Personal awareness skills that help with communication include:

  • understanding the benefits of a positive attitude
  • being aware of how others perceive you
  • projecting self-confidence
  • presenting well (e.g., dressing appropriately for different occasions).

It also helps to consider the circumstances surrounding your communications, such as the environmental, situational and cultural context.

For example:

  • Are you in a noisy environment?
  • Are you outside in the heat?
  • Is the other person unhappy and displaying signs of dissatisfaction or anger?
  • Is the other person from a different culture where eye contact can be considered disrespectful?

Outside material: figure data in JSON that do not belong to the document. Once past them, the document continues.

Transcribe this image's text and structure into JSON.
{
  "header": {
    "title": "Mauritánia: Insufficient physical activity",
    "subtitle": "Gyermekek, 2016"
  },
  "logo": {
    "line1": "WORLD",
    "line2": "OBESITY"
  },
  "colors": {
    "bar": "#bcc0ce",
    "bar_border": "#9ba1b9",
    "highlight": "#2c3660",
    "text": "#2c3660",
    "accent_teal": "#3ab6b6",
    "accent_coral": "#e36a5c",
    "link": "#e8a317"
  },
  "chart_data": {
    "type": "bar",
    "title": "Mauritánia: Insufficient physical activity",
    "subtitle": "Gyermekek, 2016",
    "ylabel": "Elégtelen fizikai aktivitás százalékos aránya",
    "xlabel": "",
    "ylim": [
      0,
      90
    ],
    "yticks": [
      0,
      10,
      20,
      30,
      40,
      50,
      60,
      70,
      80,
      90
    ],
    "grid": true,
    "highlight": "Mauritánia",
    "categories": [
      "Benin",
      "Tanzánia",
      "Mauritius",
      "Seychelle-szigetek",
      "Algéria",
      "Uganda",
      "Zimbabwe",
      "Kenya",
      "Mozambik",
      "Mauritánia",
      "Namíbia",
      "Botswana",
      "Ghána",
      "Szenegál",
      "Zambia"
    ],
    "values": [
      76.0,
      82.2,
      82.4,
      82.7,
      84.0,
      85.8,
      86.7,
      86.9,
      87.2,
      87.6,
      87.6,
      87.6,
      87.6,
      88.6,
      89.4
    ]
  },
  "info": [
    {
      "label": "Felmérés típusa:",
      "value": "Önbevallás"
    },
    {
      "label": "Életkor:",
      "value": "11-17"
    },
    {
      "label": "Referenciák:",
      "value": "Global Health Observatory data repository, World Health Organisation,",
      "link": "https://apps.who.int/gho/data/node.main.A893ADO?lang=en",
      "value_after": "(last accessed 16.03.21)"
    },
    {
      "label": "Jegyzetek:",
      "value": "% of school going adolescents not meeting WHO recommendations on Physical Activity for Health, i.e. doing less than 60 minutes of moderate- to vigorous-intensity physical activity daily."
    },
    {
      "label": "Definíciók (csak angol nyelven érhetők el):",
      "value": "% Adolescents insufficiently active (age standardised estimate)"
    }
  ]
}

ISBAR is an acronym for facilitating health professional communication ensuring clarity and completeness of information in verbal communication. By using a structured approach one can avoid missing vital information. By consistently using the ISBAR format for handover the team can anticipate what is coming next and be aware when important information is being presented:

  • Identify: Who are you and what is your role? Patient identifiers (at least three).
  • Situation: What is going on with the patient?
  • Background: What is the clinical background/context?
  • Assessment: What do you think the problem is?
  • Recommendation: What would you recommend? 
  • Identify risks – patient and occupational health and safety.
  • Assign and accept responsibility accountability.

(Trauma Victoria, n.d.)

Reading F - Communication for Patient Safety

Reading F provides an overview of patient safety and safety culture, and how human factor principles are applied to patient safety.

Areas to focus

Medical staff meeting

There are multiple factors that support, influence, and determine effective communication, collaboration and teamwork. When considering improvement strategies, the following priority areas for the health system to focus on at a national, state and territory, and local level include:

  • A culture and environment that supports and fosters effective communication, collaboration and teamwork.
  • Systems and structured processes that support, facilitate and integrate effective communication, collaboration and teamwork across all aspects of health care.
  • Multi-modal training and assessment for healthcare providers when they enter the clinical workforce, focused specifically on developing the core competencies for effective clinical communication, collaboration and teamwork skills relevant to their clinical setting and practice
  • Monitoring, evaluation, and quality improvement.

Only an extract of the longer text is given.